Synergy tests whether teachers and students
are really open to the principle of
the whole being greater than the sum of its parts.
p.277
Moving along the upward spiral requires us to learn, commit, and do
in increasingly higher planes.
We deceive ourselves if we think that any one of these is sufficient.
To keep progressing, we must learn, commit, and do
—learn, commit, and do
—and learn, commit, and do again.
p.318
When we prioritize being loyal to a person or group
over doing what we feel to be right, we lose integrity.
We pay temporarily gain popularity or build loyalty, but,
downstream, this loss of integrity will undermine even those relationships […]
Over time, integrity produces loyalty.
If you attempt to reverse them and go for loyalty first,
you will find yourself temporizing and compromising integrity.
It is better to be trusted than to be liked.
Ultimately, trust and respect will generally produce love.
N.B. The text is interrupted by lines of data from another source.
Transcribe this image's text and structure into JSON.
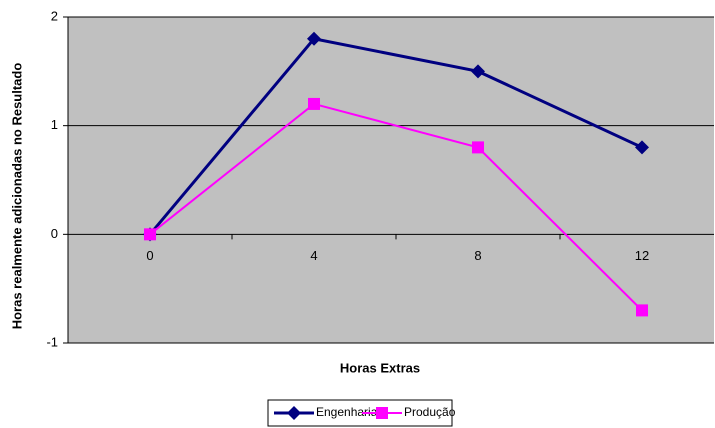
{
  "chart_data": {
    "type": "line",
    "categories": [
      "0",
      "4",
      "8",
      "12"
    ],
    "series": [
      {
        "name": "Engenharia",
        "color": "#000080",
        "values": [
          0,
          1.8,
          1.5,
          0.8
        ]
      },
      {
        "name": "Produção",
        "color": "#ff00ff",
        "values": [
          0,
          1.2,
          0.8,
          -0.7
        ]
      }
    ],
    "x_label": "Horas Extras",
    "y_label": "Horas realmente adicionadas no Resultado",
    "ylim": [
      -1,
      2
    ],
    "yticks": [
      -1,
      0,
      1,
      2
    ],
    "grid": true,
    "legend": "bottom"
  }
}
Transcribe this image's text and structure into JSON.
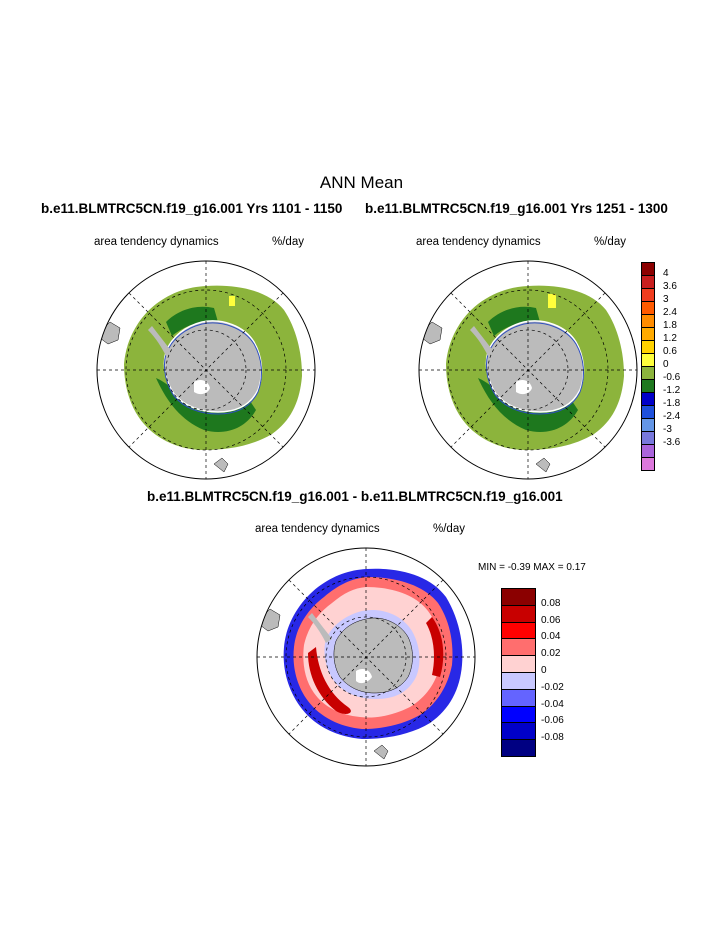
{
  "title": "ANN Mean",
  "panels": [
    {
      "case": "b.e11.BLMTRC5CN.f19_g16.001  Yrs 1101 - 1150",
      "left_label": "area tendency dynamics",
      "right_label": "%/day"
    },
    {
      "case": "b.e11.BLMTRC5CN.f19_g16.001  Yrs 1251 - 1300",
      "left_label": "area tendency dynamics",
      "right_label": "%/day"
    }
  ],
  "diff": {
    "case": "b.e11.BLMTRC5CN.f19_g16.001 - b.e11.BLMTRC5CN.f19_g16.001",
    "left_label": "area tendency dynamics",
    "right_label": "%/day",
    "stats": "MIN =  -0.39 MAX =   0.17"
  },
  "colorbar_main": {
    "labels": [
      "4",
      "3.6",
      "3",
      "2.4",
      "1.8",
      "1.2",
      "0.6",
      "0",
      "-0.6",
      "-1.2",
      "-1.8",
      "-2.4",
      "-3",
      "-3.6"
    ],
    "colors": [
      "#8b0000",
      "#c81e1e",
      "#f03c1e",
      "#ff5a00",
      "#ff8c00",
      "#ffaa00",
      "#ffd200",
      "#ffff3c",
      "#8cb43c",
      "#1e781e",
      "#0000c8",
      "#1e50dc",
      "#6496e6",
      "#7878dc",
      "#aa64dc",
      "#dc78dc"
    ]
  },
  "colorbar_diff": {
    "labels": [
      "0.08",
      "0.06",
      "0.04",
      "0.02",
      "0",
      "-0.02",
      "-0.04",
      "-0.06",
      "-0.08"
    ],
    "colors": [
      "#8b0000",
      "#c80000",
      "#ff0000",
      "#ff6e6e",
      "#ffd2d2",
      "#c8c8ff",
      "#6464ff",
      "#0000ff",
      "#0000c8",
      "#000082"
    ]
  }
}
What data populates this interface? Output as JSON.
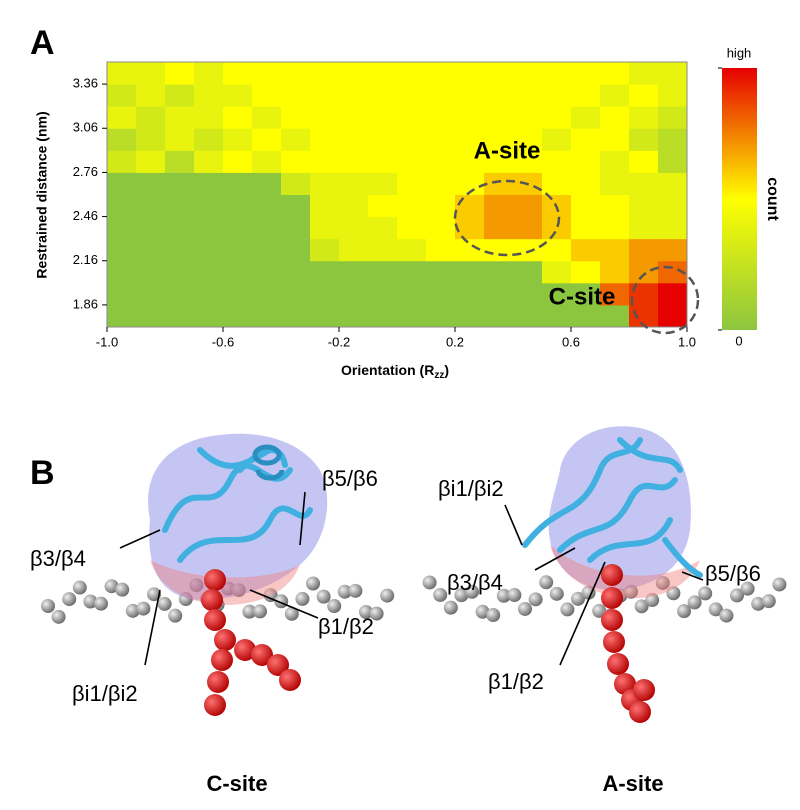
{
  "panel_labels": [
    "A",
    "B"
  ],
  "chart_data": {
    "type": "heatmap",
    "y_label": "Restrained distance (nm)",
    "x_label_parts": [
      "Orientation (R",
      "zz",
      ")"
    ],
    "xlim": [
      -1,
      1
    ],
    "ylim": [
      1.71,
      3.51
    ],
    "xticks": [
      {
        "value": -1,
        "label": "-1.0"
      },
      {
        "value": -0.6,
        "label": "-0.6"
      },
      {
        "value": -0.2,
        "label": "-0.2"
      },
      {
        "value": 0.2,
        "label": "0.2"
      },
      {
        "value": 0.6,
        "label": "0.6"
      },
      {
        "value": 1,
        "label": "1.0"
      }
    ],
    "yticks": [
      1.86,
      2.16,
      2.46,
      2.76,
      3.06,
      3.36
    ],
    "z": [
      [
        0,
        0,
        0,
        0,
        0,
        0,
        0,
        0,
        0,
        0,
        0,
        0,
        0,
        0,
        0,
        0,
        0,
        0,
        9,
        10
      ],
      [
        0,
        0,
        0,
        0,
        0,
        0,
        0,
        0,
        0,
        0,
        0,
        0,
        0,
        0,
        0,
        0,
        0,
        8,
        9,
        10
      ],
      [
        0,
        0,
        0,
        0,
        0,
        0,
        0,
        0,
        0,
        0,
        0,
        0,
        0,
        0,
        0,
        4,
        5,
        6,
        7,
        8
      ],
      [
        0,
        0,
        0,
        0,
        0,
        0,
        0,
        3,
        4,
        4,
        4,
        5,
        5,
        5,
        5,
        5,
        6,
        6,
        7,
        7
      ],
      [
        0,
        0,
        0,
        0,
        0,
        0,
        0,
        4,
        4,
        4,
        5,
        5,
        6,
        7,
        7,
        6,
        5,
        5,
        4,
        4
      ],
      [
        0,
        0,
        0,
        0,
        0,
        0,
        0,
        4,
        4,
        5,
        5,
        5,
        6,
        7,
        7,
        6,
        5,
        5,
        4,
        4
      ],
      [
        0,
        0,
        0,
        0,
        0,
        0,
        3,
        4,
        4,
        4,
        5,
        5,
        5,
        6,
        6,
        5,
        5,
        4,
        4,
        4
      ],
      [
        3,
        4,
        2,
        4,
        5,
        4,
        5,
        5,
        5,
        5,
        5,
        5,
        5,
        5,
        5,
        5,
        5,
        4,
        5,
        2
      ],
      [
        2,
        3,
        4,
        3,
        4,
        5,
        4,
        5,
        5,
        5,
        5,
        5,
        5,
        5,
        5,
        4,
        5,
        5,
        3,
        2
      ],
      [
        4,
        3,
        4,
        4,
        5,
        4,
        5,
        5,
        5,
        5,
        5,
        5,
        5,
        5,
        5,
        5,
        4,
        5,
        4,
        3
      ],
      [
        3,
        4,
        3,
        4,
        4,
        5,
        5,
        5,
        5,
        5,
        5,
        5,
        5,
        5,
        5,
        5,
        5,
        4,
        5,
        4
      ],
      [
        4,
        4,
        5,
        4,
        5,
        5,
        5,
        5,
        5,
        5,
        5,
        5,
        5,
        5,
        5,
        5,
        5,
        5,
        4,
        4
      ]
    ],
    "colorscale": [
      "#8cc63f",
      "#ffff00",
      "#e60000"
    ],
    "colorbar": {
      "title": "count",
      "lim": [
        0,
        10
      ],
      "ticks": [
        {
          "value": 10,
          "label": "high"
        },
        0
      ]
    },
    "annotations": [
      "A-site",
      "C-site"
    ]
  },
  "panel_b": {
    "structures": [
      {
        "caption": "C-site",
        "labels": [
          "β3/β4",
          "β5/β6",
          "βi1/βi2",
          "β1/β2"
        ]
      },
      {
        "caption": "A-site",
        "labels": [
          "βi1/βi2",
          "β3/β4",
          "β1/β2",
          "β5/β6"
        ]
      }
    ]
  }
}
p.334-335 in the Afterword
I am highly amused by these two random quotes about Japanese business in 7 Habits, seemingly inserted as an edit later on in successive publications, nevertheless entertaining for boh the sense of "and now, some facts about Japan!" feeling to it and general North American fetish for Japanese culture.
The relationship of the parts is also the power
in creating a synergistic culture inside a family or an organization.
The more genuine the involvement,
the more sincere and sustained the participation
in analyzing and solving problems,
the greater the release of everyone’s creativity,
and of their commitment to what they create.
This, I’m convinced, is the essence of the power
in the Japanese approach to business,
which has changed the world marketplace.
p.295
This process of continuous improvement
is the hallmark of the Total Quality Movement
and a key to Japan’s economic ascendency.